Shielded Site

2022-05-28 22:33:16 By : Mr. WEIBIAO LIN

Plastic bags used for animal feed are creating large amounts of waste that no one wants to recycle because it does not turn profits, says a rural plastic waste collector.

Neal Shaw, Plasback commercial manager, said only 10% of a small woven polypropylene bag could be recycled, and because it was not economical to pay for their collection, these bags were going to land fills.

There was, however, a drive to recycle plastics from silage bale wraps, because recyclers could recover 60-70% of it and turn it into other sellable products. But the industry should not just focus on these returns, and take collective responsibility to clean itself up even when there were no profits to be collected, Shaw said.

At the moment farmers bought bins which they lined with large collection bags, which were then filled with up to 200 bale silage wraps. The collection bags were collected at a cost, Shaw said.

READ MORE: * 'Hidden story' of industrial-sized plastic bladders going to landfills * The plastics not worth recycling: Being green is all about the green * Collection companies make it easy for farmers to dispose of agri-waste

Plasback had collected more than 21,000 tonnes of silage wrap and other used plastics on farms over the past 15 years. There was a 20% increase in bin sales over the last year, and an exponential increase in the sale of collection bags, showed farmers wanted to take responsibility for their waste, Shaw said.

The increase in efforts to recycle was particularly visible after Fonterra’s Co-operative Difference initiative was launched last year, Shaw said.

Up to 10 cents of Fonterra shareholders’ milk payment came from on-farm sustainability efforts. Recycling was one way to earn the payments, Shaw said.

But it was time sellers and importers of polypropylene bags took responsibly and helped with costs to recycle other plastic products, Shaw said.

However, polypropylene bags held such low value that farmers had to pay processors a fee to take it, Shaw said.

“While Plasback can cover the cost of processing, baling and shipping used silage wrap by selling it to recyclers, there is no ability to do so with small woven polypropylene bags. If we were to collect these small bags from farms, all we could do is store them, dump them, or lose money by giving them to a recycler,” Shaw said.

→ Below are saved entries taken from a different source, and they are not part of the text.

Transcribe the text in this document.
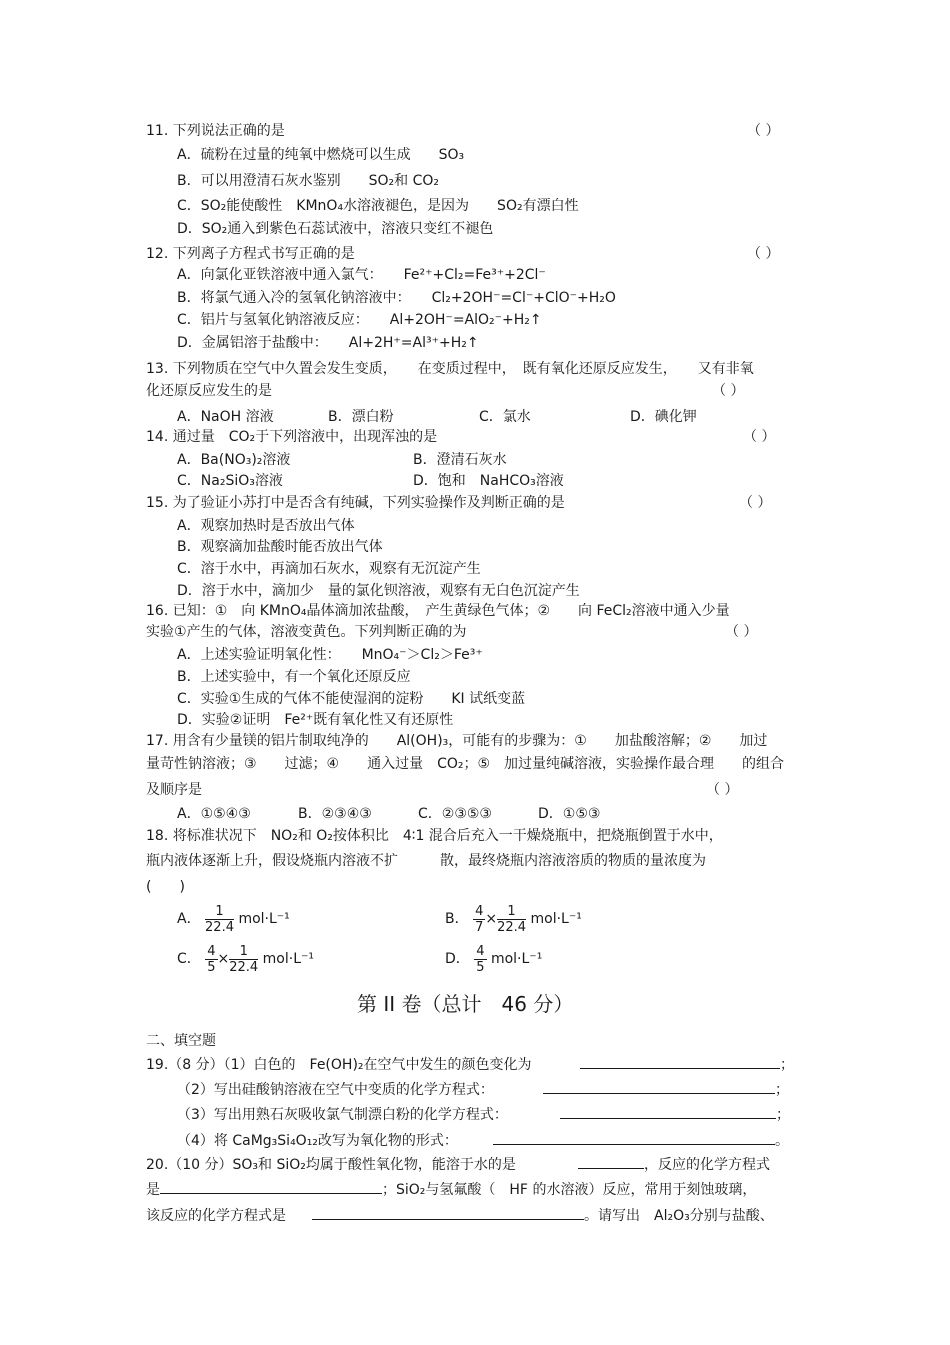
11. 下列说法正确的是	（ ）
A．硫粉在过量的纯氧中燃烧可以生成　　SO₃
B．可以用澄清石灰水鉴别　　SO₂和 CO₂
C．SO₂能使酸性　KMnO₄水溶液褪色，是因为　　SO₂有漂白性
D．SO₂通入到紫色石蕊试液中，溶液只变红不褪色
12. 下列离子方程式书写正确的是	（ ）
A．向氯化亚铁溶液中通入氯气：　　Fe²⁺+Cl₂=Fe³⁺+2Cl⁻
B．将氯气通入冷的氢氧化钠溶液中：　　Cl₂+2OH⁻=Cl⁻+ClO⁻+H₂O
C．铝片与氢氧化钠溶液反应：　　Al+2OH⁻=AlO₂⁻+H₂↑
D．金属铝溶于盐酸中：　　Al+2H⁺=Al³⁺+H₂↑
13. 下列物质在空气中久置会发生变质，　　在变质过程中，　既有氧化还原反应发生，　　又有非氧
化还原反应发生的是	（ ）
A．NaOH 溶液	B．漂白粉	C．氯水	D．碘化钾
14. 通过量　CO₂于下列溶液中，出现浑浊的是	（ ）
A．Ba(NO₃)₂溶液	B．澄清石灰水
C．Na₂SiO₃溶液	D．饱和　NaHCO₃溶液
15. 为了验证小苏打中是否含有纯碱，下列实验操作及判断正确的是	（ ）
A．观察加热时是否放出气体
B．观察滴加盐酸时能否放出气体
C．溶于水中，再滴加石灰水，观察有无沉淀产生
D．溶于水中，滴加少　量的氯化钡溶液，观察有无白色沉淀产生
16. 已知：①　向 KMnO₄晶体滴加浓盐酸，　产生黄绿色气体；②　　向 FeCl₂溶液中通入少量
实验①产生的气体，溶液变黄色。下列判断正确的为	（ ）
A．上述实验证明氧化性：　　MnO₄⁻＞Cl₂＞Fe³⁺
B．上述实验中，有一个氧化还原反应
C．实验①生成的气体不能使湿润的淀粉　　KI 试纸变蓝
D．实验②证明　Fe²⁺既有氧化性又有还原性
17. 用含有少量镁的铝片制取纯净的　　Al(OH)₃，可能有的步骤为：①　　加盐酸溶解；②　　加过
量苛性钠溶液；③　　过滤；④　　通入过量　CO₂；⑤　加过量纯碱溶液，实验操作最合理　　的组合
及顺序是	（ ）
A．①⑤④③	B．②③④③	C．②③⑤③	D．①⑤③
18. 将标准状况下　NO₂和 O₂按体积比　4∶1 混合后充入一干燥烧瓶中，把烧瓶倒置于水中，
瓶内液体逐渐上升，假设烧瓶内溶液不扩　　　散，最终烧瓶内溶液溶质的物质的量浓度为
(　　)
A． $\frac{1}{22.4} mol\cdot L^{-1}$	B． $\frac{4}{7} \times \frac{1}{22.4} mol\cdot L^{-1}$
C． $\frac{4}{5} \times \frac{1}{22.4} mol\cdot L^{-1}$	D． $\frac{4}{5} mol\cdot L^{-1}$
第 II 卷（总计　46 分）
二、填空题
19.（8 分）（1）白色的　Fe(OH)₂在空气中发生的颜色变化为	；
（2）写出硅酸钠溶液在空气中变质的化学方程式：	；
（3）写出用熟石灰吸收氯气制漂白粉的化学方程式：	；
（4）将 CaMg₃Si₄O₁₂改写为氧化物的形式：	。
20.（10 分）SO₃和 SiO₂均属于酸性氧化物，能溶于水的是	，反应的化学方程式
是	；SiO₂与氢氟酸（　HF 的水溶液）反应，常用于刻蚀玻璃，
该反应的化学方程式是	。请写出　Al₂O₃分别与盐酸、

The collection could be the same as for silage wraps, Shaw said.

“Companies that supply the plastic should have a mechanism for their waste to be recycled and help cover the cost of doing so,” Shaw said.

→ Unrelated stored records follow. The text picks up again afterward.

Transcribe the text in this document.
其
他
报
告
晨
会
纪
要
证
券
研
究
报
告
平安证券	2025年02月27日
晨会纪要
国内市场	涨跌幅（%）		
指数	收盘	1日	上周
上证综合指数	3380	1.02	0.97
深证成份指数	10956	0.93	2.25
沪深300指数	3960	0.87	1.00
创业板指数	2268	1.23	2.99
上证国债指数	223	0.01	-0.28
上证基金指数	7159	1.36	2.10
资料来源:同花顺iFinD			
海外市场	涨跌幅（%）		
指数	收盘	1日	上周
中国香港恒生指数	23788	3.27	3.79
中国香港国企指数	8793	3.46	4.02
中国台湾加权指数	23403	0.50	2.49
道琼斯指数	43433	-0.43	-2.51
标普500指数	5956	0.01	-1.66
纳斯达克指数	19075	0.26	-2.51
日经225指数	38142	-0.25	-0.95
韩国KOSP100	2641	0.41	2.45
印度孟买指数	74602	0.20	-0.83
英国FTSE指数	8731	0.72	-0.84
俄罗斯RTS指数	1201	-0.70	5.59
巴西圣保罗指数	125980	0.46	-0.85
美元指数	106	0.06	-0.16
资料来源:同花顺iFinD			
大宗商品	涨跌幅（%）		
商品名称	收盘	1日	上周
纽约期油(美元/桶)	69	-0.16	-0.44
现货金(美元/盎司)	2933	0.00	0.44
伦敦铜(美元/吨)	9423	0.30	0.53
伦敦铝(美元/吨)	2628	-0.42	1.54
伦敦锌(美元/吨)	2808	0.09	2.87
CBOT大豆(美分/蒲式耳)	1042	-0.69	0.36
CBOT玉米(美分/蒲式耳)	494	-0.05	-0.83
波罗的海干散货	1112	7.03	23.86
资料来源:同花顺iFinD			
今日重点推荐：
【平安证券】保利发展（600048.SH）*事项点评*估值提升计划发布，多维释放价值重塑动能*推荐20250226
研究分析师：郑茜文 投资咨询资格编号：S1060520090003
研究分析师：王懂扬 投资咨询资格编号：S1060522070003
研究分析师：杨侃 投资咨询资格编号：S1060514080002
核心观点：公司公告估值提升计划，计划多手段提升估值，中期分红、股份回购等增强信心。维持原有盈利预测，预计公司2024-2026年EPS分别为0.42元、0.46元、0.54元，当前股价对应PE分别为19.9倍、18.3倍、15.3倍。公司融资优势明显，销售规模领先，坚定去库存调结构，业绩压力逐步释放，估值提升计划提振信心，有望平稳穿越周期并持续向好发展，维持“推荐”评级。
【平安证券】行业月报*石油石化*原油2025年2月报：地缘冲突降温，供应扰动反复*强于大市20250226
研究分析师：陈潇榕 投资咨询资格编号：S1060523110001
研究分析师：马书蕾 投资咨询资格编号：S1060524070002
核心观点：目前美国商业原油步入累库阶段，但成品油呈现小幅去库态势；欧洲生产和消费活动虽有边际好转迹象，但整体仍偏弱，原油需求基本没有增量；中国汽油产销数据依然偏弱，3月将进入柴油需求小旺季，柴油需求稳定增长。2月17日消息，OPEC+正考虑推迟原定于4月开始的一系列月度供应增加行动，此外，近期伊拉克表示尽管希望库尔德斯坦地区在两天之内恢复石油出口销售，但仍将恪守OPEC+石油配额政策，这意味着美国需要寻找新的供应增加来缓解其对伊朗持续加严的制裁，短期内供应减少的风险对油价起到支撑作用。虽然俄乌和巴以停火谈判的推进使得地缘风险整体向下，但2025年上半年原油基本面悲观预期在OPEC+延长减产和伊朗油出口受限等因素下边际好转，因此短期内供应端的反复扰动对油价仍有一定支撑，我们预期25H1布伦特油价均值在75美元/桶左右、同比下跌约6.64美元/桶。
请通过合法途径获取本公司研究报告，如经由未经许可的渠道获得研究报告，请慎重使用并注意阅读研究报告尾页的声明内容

“It flies in the face of the Government’s decision to make farm plastics a priority product under the Waste Minimisation Act. By 2024 the industry is expected to have a recycling programme in place for all agricultural waste plastic.

“If rural merchants contributed to the cost of collecting the 20kg small woven polypropylene bags that they sell, it would cover the costs of delivering them to a recycler,” Shaw said.

“It is one thing to have ‘sustainability teams’ and ‘thought leadership’, but it is another to offer customers practical ways to deal with waste and back this up financially,” Shaw said.

Farmlands chief operating officer Kevin Cooney saidit was carrying out waste minimisation trials for feed and seed packaging, and was working with an environment consultant to study alternative packaging options. Farmlands had also invested in sustainability research.

Farmlands is a rural cooperative that provided farming advice, finance and farm inputs like buld fertiliser and seed.

While the work was in its early stages, Farmlands had been dealing with industry bodies to understand the options to improve its packaging footprint, Cooney said.

Manufacturers Association executive director Michael Brooks said it was aware recycling of woven polypropylene bags needed attention.

The association required all its members to have a Feed Safe NZ accreditation, Brooks said.

“We are talking with Ag Recovery (a recycler) and obtaining information on recyclable bags for animal feed. [We] will consider a standard relating to recyclable bags to be included in FeedSafeNZ after our investigation of the costs [and] suitability for the product is completed,” Brooks said.